Together, nine Nova Scotia universities and NSCC exceeded their collective goal and raised $228,960 to improve food security for their students as part of Giving Tuesday (Nov. 28, 2023). 

Led by Dalhousie, fundraising efforts also took place at Acadia, Cape Breton University, the University of King’s College, Mount Saint Vincent, the Nova Scotia College of Art and Design (NSCAD), Nova Scotia Community College (NSCC), Saint Mary’s, Saint Francis Xavier and l’Université Sainte-Anne to benefit student-run food banks and programs on all campuses.

With the generous support of Dal alumni and community members, Dalhousie’s Food Security Project exceeded its goal and raised $72,550 for the DSU Food Bank and Agricultural Campus Food Pantry. The average gift was $132, with the highest group gift coming from the Dalhousie Faculty Association ($3,000). There were 10 individuals who gave $1K each, most of whom have been loyal supporters over the years. Geographically, gifts came from coast to coast of Canada, the United States, Mexico and India. 

Folks gave for all sorts of reasons, like campaign supporter Joseph Macdonald who says, “The last thing we should allow to get in the way of student success is hunger.” 

A province-wide movement

Now in its fourth year, the Food Security Project is a province-wide movement, with post-secondary communities across Nova Scotia rallying to meet the urgent needs of students. With generous matching support from the J & W Murphy Foundation, the project has exceeded its goal for four years running.

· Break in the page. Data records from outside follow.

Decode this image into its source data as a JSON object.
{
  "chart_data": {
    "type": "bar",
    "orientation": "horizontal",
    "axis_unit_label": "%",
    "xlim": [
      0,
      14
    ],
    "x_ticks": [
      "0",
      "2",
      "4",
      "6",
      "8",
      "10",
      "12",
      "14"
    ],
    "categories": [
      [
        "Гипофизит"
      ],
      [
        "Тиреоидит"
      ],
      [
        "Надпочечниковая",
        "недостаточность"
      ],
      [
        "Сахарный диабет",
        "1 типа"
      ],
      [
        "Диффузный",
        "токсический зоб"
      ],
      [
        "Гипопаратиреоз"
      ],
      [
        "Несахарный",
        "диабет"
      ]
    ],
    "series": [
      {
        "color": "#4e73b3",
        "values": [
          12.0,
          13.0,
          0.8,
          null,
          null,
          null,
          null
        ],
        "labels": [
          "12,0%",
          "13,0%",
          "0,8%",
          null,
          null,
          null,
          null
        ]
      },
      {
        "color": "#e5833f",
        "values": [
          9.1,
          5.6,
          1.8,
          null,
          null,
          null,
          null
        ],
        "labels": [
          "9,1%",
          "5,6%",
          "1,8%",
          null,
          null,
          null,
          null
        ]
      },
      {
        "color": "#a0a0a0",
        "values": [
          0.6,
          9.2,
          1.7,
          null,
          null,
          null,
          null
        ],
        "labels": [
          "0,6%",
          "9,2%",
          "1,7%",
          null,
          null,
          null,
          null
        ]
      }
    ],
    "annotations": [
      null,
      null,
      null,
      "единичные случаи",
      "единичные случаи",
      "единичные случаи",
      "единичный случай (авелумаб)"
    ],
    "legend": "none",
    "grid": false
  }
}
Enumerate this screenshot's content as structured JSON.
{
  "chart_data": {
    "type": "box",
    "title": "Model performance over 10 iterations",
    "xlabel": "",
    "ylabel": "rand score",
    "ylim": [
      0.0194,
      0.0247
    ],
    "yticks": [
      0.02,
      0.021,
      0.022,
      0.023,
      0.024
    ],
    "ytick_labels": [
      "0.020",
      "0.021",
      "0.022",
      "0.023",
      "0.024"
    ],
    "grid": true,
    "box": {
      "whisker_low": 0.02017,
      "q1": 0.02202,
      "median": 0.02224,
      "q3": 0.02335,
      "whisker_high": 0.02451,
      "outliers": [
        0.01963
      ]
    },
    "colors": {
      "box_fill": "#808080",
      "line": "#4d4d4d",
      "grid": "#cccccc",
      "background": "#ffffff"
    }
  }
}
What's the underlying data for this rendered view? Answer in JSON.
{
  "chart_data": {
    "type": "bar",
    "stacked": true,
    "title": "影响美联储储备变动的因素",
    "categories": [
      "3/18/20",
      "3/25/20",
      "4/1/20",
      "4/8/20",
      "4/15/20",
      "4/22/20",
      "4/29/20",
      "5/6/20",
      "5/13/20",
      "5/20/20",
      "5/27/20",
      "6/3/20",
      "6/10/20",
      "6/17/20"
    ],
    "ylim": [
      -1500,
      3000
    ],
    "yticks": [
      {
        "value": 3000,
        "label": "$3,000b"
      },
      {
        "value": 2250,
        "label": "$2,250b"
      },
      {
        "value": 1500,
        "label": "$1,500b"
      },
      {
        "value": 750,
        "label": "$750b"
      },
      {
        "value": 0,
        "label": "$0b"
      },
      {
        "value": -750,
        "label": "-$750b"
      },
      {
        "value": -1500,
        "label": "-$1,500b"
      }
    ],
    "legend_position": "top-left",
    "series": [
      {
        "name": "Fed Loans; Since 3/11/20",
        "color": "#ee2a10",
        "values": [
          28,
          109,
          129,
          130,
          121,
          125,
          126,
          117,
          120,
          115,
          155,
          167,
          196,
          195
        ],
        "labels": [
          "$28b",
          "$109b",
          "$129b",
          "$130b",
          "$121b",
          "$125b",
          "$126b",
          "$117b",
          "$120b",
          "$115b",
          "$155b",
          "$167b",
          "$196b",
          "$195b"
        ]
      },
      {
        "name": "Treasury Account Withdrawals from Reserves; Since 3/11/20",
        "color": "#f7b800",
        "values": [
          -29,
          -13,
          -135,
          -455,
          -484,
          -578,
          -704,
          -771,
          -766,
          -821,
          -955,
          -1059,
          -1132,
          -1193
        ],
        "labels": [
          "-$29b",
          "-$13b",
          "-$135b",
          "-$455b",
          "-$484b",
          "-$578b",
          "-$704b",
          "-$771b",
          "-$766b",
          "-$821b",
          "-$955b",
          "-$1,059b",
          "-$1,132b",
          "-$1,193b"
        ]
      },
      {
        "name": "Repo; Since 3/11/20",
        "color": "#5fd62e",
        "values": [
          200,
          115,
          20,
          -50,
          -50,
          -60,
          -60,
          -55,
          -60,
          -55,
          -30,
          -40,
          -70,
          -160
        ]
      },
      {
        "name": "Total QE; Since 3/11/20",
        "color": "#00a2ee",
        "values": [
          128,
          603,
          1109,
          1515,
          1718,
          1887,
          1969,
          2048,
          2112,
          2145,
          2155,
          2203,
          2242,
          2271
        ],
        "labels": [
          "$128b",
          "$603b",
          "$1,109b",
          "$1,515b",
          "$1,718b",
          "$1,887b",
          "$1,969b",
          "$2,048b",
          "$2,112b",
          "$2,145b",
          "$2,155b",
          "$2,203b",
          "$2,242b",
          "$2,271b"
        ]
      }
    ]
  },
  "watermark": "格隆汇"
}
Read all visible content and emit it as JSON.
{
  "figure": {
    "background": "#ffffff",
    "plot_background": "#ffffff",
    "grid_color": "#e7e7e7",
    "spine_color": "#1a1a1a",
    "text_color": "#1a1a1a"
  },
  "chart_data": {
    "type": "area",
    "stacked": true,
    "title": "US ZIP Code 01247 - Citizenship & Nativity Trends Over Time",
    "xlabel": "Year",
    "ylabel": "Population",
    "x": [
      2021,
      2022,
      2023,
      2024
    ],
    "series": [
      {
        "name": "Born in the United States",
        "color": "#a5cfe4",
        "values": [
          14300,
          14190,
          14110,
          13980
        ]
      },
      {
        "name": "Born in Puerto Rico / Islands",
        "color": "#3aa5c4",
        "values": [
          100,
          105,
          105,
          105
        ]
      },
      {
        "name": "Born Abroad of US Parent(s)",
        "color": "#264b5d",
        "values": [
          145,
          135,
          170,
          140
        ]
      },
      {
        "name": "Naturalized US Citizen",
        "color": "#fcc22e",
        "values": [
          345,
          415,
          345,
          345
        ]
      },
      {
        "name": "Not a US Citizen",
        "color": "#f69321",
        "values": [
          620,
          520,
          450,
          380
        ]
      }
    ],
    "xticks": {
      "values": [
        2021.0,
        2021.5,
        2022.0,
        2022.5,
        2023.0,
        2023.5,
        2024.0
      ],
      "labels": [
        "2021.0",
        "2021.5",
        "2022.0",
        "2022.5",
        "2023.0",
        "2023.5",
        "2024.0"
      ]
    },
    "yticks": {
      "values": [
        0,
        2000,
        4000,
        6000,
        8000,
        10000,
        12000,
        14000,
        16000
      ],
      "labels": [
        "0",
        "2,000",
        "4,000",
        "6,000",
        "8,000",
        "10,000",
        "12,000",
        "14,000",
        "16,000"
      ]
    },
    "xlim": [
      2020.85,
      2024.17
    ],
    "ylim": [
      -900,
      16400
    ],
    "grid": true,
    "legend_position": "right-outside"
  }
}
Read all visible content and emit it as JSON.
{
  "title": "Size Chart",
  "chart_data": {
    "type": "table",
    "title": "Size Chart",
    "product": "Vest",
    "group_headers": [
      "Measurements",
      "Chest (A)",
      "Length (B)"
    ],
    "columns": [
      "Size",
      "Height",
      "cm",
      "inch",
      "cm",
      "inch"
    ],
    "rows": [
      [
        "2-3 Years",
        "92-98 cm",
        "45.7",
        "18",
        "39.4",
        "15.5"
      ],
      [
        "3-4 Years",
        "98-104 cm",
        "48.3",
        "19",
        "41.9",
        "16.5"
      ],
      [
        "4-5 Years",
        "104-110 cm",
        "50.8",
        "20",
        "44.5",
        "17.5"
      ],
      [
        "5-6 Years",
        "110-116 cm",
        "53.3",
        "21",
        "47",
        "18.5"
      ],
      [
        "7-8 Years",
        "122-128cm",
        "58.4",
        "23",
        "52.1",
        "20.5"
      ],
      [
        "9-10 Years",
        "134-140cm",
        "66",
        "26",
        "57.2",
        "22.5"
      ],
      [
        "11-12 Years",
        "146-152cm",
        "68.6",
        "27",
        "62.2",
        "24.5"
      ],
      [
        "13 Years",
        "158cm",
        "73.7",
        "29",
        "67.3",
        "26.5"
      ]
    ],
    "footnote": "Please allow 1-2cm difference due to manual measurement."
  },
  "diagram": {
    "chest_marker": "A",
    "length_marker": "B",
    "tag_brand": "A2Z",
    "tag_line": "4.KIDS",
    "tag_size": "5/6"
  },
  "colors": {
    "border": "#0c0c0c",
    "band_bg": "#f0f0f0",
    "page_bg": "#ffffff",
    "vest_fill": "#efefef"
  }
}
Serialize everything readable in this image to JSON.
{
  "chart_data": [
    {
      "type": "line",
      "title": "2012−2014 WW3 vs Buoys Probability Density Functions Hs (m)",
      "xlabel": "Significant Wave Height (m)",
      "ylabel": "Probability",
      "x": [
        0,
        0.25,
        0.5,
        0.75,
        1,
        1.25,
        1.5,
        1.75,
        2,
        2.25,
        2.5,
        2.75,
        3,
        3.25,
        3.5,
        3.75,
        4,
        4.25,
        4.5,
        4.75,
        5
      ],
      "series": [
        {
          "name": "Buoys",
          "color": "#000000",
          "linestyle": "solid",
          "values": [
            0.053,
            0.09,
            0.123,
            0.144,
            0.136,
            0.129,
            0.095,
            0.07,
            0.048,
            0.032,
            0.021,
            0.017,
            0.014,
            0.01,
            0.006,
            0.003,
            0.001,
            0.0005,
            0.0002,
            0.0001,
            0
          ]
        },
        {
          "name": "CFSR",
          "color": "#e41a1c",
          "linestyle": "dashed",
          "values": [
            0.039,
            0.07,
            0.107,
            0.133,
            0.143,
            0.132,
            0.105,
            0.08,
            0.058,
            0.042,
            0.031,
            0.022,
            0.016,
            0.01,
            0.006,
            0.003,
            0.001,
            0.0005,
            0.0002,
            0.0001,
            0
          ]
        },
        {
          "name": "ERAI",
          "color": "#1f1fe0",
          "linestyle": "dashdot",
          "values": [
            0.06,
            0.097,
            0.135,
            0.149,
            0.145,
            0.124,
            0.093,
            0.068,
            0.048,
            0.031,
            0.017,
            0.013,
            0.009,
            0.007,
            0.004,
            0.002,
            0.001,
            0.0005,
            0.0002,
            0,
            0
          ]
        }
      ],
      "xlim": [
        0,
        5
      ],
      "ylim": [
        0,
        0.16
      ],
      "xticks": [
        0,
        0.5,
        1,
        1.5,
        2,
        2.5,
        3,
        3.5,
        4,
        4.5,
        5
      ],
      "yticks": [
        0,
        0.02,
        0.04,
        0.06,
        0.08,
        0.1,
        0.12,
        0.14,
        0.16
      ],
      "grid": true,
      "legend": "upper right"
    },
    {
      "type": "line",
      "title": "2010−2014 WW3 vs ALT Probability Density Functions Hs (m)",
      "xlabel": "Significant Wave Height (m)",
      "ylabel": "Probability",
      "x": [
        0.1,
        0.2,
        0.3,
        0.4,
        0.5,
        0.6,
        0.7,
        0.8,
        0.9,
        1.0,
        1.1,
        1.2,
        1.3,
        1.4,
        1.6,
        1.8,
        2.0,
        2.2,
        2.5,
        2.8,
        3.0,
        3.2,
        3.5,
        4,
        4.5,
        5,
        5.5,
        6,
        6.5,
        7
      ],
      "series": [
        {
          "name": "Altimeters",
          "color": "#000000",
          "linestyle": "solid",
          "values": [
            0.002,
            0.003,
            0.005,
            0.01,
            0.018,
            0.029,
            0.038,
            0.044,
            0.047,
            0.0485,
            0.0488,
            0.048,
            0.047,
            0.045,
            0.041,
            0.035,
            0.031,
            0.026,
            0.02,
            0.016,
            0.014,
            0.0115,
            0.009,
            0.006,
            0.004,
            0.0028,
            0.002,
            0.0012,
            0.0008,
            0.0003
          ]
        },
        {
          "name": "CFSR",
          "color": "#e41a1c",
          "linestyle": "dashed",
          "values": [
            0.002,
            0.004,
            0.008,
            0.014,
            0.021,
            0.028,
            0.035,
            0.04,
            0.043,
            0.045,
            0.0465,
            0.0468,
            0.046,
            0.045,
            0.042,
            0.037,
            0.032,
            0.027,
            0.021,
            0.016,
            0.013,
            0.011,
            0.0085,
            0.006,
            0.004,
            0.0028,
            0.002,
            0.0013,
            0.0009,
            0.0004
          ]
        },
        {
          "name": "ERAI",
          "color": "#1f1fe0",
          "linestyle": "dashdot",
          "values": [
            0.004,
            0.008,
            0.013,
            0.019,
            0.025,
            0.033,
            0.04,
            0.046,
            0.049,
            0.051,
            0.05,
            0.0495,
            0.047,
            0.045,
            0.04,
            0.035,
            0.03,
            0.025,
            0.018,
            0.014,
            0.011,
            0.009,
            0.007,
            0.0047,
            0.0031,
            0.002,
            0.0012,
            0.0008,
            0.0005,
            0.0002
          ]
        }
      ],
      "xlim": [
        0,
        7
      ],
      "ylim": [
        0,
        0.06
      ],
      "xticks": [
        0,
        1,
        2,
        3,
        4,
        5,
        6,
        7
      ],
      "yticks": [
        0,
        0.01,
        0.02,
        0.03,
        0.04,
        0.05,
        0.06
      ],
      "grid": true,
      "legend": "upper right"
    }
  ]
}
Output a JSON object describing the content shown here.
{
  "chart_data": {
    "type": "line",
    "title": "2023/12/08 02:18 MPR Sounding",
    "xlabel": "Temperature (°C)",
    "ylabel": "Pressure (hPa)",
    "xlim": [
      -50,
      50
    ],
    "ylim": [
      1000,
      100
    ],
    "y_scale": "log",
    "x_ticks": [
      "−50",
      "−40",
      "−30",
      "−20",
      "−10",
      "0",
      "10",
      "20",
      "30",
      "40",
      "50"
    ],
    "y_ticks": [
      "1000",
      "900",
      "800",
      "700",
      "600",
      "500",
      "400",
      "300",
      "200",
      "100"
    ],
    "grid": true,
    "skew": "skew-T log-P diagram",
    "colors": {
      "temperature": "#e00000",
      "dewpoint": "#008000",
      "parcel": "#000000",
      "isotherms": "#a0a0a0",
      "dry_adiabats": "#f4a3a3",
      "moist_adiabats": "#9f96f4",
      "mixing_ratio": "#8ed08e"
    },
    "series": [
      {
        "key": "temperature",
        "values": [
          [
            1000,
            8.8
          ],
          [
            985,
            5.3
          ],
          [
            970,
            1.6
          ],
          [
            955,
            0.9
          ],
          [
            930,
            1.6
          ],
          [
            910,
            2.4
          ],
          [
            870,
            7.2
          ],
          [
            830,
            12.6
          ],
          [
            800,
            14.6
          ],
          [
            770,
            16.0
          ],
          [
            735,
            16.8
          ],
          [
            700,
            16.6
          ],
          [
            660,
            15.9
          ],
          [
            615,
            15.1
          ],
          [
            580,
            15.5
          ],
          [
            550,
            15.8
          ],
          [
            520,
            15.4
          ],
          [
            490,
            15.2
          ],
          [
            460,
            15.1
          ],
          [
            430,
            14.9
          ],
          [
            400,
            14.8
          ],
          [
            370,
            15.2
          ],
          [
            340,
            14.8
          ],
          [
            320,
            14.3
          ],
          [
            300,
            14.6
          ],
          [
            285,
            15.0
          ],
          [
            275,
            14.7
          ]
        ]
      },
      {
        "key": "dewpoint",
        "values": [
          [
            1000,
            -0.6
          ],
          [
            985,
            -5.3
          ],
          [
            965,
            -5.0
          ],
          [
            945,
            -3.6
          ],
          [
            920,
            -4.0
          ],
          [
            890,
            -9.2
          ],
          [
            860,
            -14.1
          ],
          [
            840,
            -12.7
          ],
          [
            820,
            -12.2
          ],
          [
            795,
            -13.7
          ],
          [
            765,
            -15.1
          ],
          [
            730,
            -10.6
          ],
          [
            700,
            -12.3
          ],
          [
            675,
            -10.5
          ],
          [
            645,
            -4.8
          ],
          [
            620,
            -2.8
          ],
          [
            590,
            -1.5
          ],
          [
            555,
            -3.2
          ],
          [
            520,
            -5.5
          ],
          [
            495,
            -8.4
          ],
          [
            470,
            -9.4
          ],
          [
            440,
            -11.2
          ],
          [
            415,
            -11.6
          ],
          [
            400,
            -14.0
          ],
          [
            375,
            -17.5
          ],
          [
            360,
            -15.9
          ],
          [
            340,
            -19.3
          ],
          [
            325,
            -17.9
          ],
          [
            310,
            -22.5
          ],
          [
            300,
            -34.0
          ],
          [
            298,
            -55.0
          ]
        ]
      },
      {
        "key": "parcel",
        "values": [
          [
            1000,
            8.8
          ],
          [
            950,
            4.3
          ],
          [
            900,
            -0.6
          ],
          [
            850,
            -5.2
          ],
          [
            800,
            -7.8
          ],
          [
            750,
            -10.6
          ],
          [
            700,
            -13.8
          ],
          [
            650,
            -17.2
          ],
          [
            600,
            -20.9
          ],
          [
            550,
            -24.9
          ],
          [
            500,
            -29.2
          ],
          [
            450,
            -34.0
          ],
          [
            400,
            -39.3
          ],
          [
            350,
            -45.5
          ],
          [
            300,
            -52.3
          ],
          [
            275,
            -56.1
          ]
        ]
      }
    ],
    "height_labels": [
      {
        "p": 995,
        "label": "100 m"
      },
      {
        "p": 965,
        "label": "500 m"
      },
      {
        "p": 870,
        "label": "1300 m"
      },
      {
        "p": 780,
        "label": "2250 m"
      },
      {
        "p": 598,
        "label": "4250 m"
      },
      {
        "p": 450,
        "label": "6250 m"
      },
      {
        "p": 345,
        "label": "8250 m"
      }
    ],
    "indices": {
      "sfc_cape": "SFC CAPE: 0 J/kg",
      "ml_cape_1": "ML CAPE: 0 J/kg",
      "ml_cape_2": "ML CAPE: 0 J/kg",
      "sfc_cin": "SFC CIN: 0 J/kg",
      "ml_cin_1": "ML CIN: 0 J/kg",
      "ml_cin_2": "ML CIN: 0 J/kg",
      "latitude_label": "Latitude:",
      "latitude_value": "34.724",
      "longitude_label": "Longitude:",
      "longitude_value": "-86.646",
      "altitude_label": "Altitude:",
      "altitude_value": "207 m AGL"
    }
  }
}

Food prices have risen between five and seven per cent in 2023 according to Canada’s Food Price Report. The rising cost of living also means resources that might previously have been allocated for groceries now get poured into inflated rents, transportation costs and other daily necessities. Many students work multiple jobs just to make ends meet, which doesn’t leave much time or energy to source and create the healthy meals they need to fuel their minds and bodies.

Lisa Murphy, left, and her sister, Karen Spaulding, co-directors of the J & W Murphy Foundation.

Removing barriers

“We need to remove barriers to education, and food insecurity is one of those barriers,” says Dr. Joël Dickinson, president and vice-chancellor of Mount Saint Vincent University. “We’re sincerely grateful to the J & W Murphy Foundation for their generous matching gift that will help make nutritious food available to students in need of support.”

The Murphys remain steadfast in their support of the project, and Lisa Murphy says they are most proud of the teamwork and creativity at the heart of the campaign. “For the fourth year in a row, Dalhousie and its university and college partners throughout the province joined forces, and for the fourth year in a row, we are blown away by the generosity of alumni, faculty, staff and friends,” she says. “We know our students are experiencing more instability than ever before. That’s why the J & W Murphy Foundation remains passionately committed to Giving Tuesday.”

Full shelves and full hearts

In Truro at Dal’s Agricultural Campus, Food Pantry manager Alexe Indigo says beyond raising much-needed funds, the Food Security Project also raises awareness surrounding the food insecurity students are facing. “Our shelves (and our hearts) here at the Pantry are full,” Indigo says, emphasizing how grateful the Pantry team is to everyone who contributed. “We will be able to provide sufficient, safe and nutritious food to students in need throughout the exam period and winter break.” 

Michelle McMullin, manager of annual giving at Saint Mary’s University, sums up the whole initiative nicely: “Giving Tuesday is one of my absolute favourite days of the year,” she says. “I get to watch so many individuals and organizations answer the call and show our community how much we all care about each other.”